Ad esempio nel 1912 venne fondato il quotidiano Pravda (“Verità”), divenuto in epoca sovietica organo ufficiale del Partito Comunista dell’Unione Sovietica e poi dal 1992 del Partito Comunista della Federazione Russa.
Poco più di un secolo dopo, nel 2016 in Italia, nella società delle innumerevoli e contraddittorie fonti di informazione, corrette o no, viene fondato un quotidiano chiamato La Verità.
La cosa curiosa (perché sembrerebbe incoerente col nome del giornale), che però ci permette di fare rotta di ritorno verso il Vangelo da cui siamo partiti, è che nella prima pagina del quotidiano, proprio sotto la testata, appare una citazione dal Vangelo di Giovanni: Quid est veritas? ("Che cos'è la verità?").

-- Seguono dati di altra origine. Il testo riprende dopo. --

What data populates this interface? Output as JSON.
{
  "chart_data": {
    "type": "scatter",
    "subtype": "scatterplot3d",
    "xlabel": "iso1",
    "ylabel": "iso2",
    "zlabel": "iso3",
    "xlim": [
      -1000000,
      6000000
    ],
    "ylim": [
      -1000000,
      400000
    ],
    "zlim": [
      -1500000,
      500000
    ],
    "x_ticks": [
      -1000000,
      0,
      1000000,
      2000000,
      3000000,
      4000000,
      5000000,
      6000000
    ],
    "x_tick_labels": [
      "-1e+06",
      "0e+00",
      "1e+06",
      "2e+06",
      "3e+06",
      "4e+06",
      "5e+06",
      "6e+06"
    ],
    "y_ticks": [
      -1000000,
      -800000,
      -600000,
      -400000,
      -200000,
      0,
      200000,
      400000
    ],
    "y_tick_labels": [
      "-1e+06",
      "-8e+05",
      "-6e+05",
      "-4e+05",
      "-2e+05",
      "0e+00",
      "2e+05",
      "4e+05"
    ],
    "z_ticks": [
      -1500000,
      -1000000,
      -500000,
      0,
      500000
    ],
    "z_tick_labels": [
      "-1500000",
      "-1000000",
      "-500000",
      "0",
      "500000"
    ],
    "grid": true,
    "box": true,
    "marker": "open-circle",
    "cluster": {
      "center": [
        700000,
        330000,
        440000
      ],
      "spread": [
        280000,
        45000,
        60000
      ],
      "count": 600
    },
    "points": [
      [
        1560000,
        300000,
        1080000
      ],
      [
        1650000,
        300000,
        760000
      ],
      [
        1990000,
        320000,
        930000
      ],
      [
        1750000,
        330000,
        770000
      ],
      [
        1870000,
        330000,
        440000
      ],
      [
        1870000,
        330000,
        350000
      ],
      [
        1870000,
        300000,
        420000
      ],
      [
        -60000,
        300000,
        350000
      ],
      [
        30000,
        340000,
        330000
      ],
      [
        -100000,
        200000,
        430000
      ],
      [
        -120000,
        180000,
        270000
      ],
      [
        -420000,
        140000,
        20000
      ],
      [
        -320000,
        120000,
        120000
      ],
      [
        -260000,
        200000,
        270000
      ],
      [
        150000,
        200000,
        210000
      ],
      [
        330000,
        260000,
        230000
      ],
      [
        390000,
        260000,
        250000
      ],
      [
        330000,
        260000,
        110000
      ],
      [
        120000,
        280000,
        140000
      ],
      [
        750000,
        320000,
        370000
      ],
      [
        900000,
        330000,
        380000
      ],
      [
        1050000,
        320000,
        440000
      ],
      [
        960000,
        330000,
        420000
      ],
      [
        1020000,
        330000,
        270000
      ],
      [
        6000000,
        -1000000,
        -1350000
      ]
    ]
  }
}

Si tratta della frase finale del dialogo tra Ponzio Pilato e Gesù Cristo:
33Pilato dunque rientrò nel pretorio; chiamò Gesù e gli disse: «Sei tu il re dei Giudei?» 34Gesù rispose: «Dici questo di tuo, oppure altri te l’hanno detto di me?» 35Pilato gli rispose: «Sono io forse Giudeo? La tua nazione e i capi dei sacerdoti ti hanno consegnato a me; che cosa hai fatto?» 36Gesù rispose: «Il mio regno non è di questo mondo; se il mio regno fosse di questo mondo, i miei servitori combatterebbero perché io non fossi consegnato ai Giudei; ma ora il mio regno non è di qui». 37Allora Pilato gli disse: «Ma dunque, sei tu re?» Gesù rispose: «Tu lo dici, sono re; io sono nato per questo e per questo sono venuto nel mondo: per testimoniare della verità. Chiunque è dalla verità ascolta la mia voce». 38Pilato gli disse: «Che cos’è verità?» (Giovanni 18,33-38).
A questo dubbio “filosofico” di Pilato, che il quotidiano ha fatto proprio, Gesù in quell’occasione non dà una risposta, ma la risposta la fornisce a Tommaso, indicandoci la strada per giungere alla Verità: 5Tommaso gli disse: «Signore, non sappiamo dove vai; come possiamo sapere la via?» 6Gesù gli disse: «Io sono la via, la verità e la vita; nessuno viene al Padre se non per mezzo di me».(Giovanni 14,5-6).